How to Hit Moving Targets

Recently I spent a couple days working at my local gun club’s deer sight-in event. I landed a cool job- working the running deer target. The skill level of participants varied over the course of the days but this clip is a good example of the typical pass- dirt was the biggest threat to the running target.

A day of watching this play out over and over inspired this article- a few tips on how to shoot moving targets. The basic concept is pretty simple- lead your target enough to ensure that your shot can arrive at the desired point of impact at the right time to score a hit. 

There are two types of moving targets as defined by the heroes at Camp LeJune: steady moving targets and stop-and-go moving targets.
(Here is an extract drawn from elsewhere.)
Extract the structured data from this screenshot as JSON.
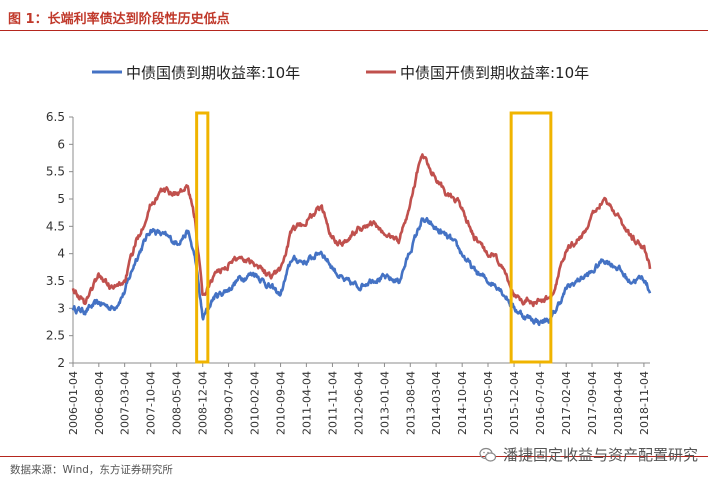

Steady moving targets are like the trolly-laden running deer in the video above. Stop-and-go targets are more erratic because they tend to run to and from points of cover or concealment. Stop-and-go targets are easiest to hit as they leave cover because they require time to accelerate.

The lead is the distance ahead of your target that you aim a shot to ensure that the projectile does not fall short of the target since it will keep moving after your shot breaks. Lead is affected by range, angle and speed of movement. There are three types of leads:

1) Full Lead. The target is moving straight across your line of sight with only one arm and half the body visible. This target requires a full lead because it will move the greatest distance across your line of sight during the flight of the bullet.

2) Half Lead. The target is moving obliquely across your line of sight (at about a 45 degree angle). One arm and over half of the back or chest are visible. This target requires half of a full lead because it will move half as far as a target moving directly across your line of sight during the flight of the bullet.

3) No Lead. A target moving directly toward or away from you presents a full view of both arms and the entire back or chest. No lead is required. This target is engaged in the same manner as a stationary target because it is not moving across your line of sight.

 The USMC uses a system for calculating lead amount in points of aim- it’s covered here if you’re interested. There are two methods used to engage moving targets: tracking and trapping (aka ambush method).

Tracking a moving target requires the user to match the movement of the target with the front sight and establish the proper amount of lead before breaking the shot:

1) Point the weapon downrange and disengage safety.

2) Take up trigger slack and track the muzzle of the weapon through the target to the desired point of aim (lead). The point of aim may be on the target or some point in front of the target depending upon the target’s range, speed, and angle of movement.

3) Track and maintain focus on the front sight while applying trigger pressure and acquiring sight alignment.
4) Continue tracking and applying trigger pressure and acquire sight picture. When sight picture is established, engage the target while maintaining the proper point of aim (lead).

5) Follow through so the lead is maintained as the bullet exits the muzzle. Continuing to track also enables a second shot to be fired on target, if necessary.

Follow through is very important when tracking a target- if you stop moving before the shot breaks it is easy to miss. Remember that the target is still moving. Also this keeps you in position for a follow up shot if required.

The Trapping method requires the user to pick a spot and wait for the target to cross that spot. This method is useful for start-and-stop targets since a pattern can fequently be discerned if you study the movement quickly (OODA Loop again? Yep).

1) Look for a pattern of exposure, such as every five seconds, etc.

2) Rifle pointed downrange, safety off, trained on a selected point of aim ahead of the target. Take up trigger slack.

3) While applying trigger pressure, obtain sight alignment in the aiming area.

4) While continuing trigger pressure, hold sight alignment until the target moves into the predetermined engagement point and the desired sight picture is established.

5) When sight picture is acquired, engage the target.

6) Follow through (hold steady)  so the sights are not disturbed as the bullet exits the muzzle.

 And there you have it – two tried and true methods of engaging moving targets- 2 legged, 4 legged and even rolling! Stay safe out there.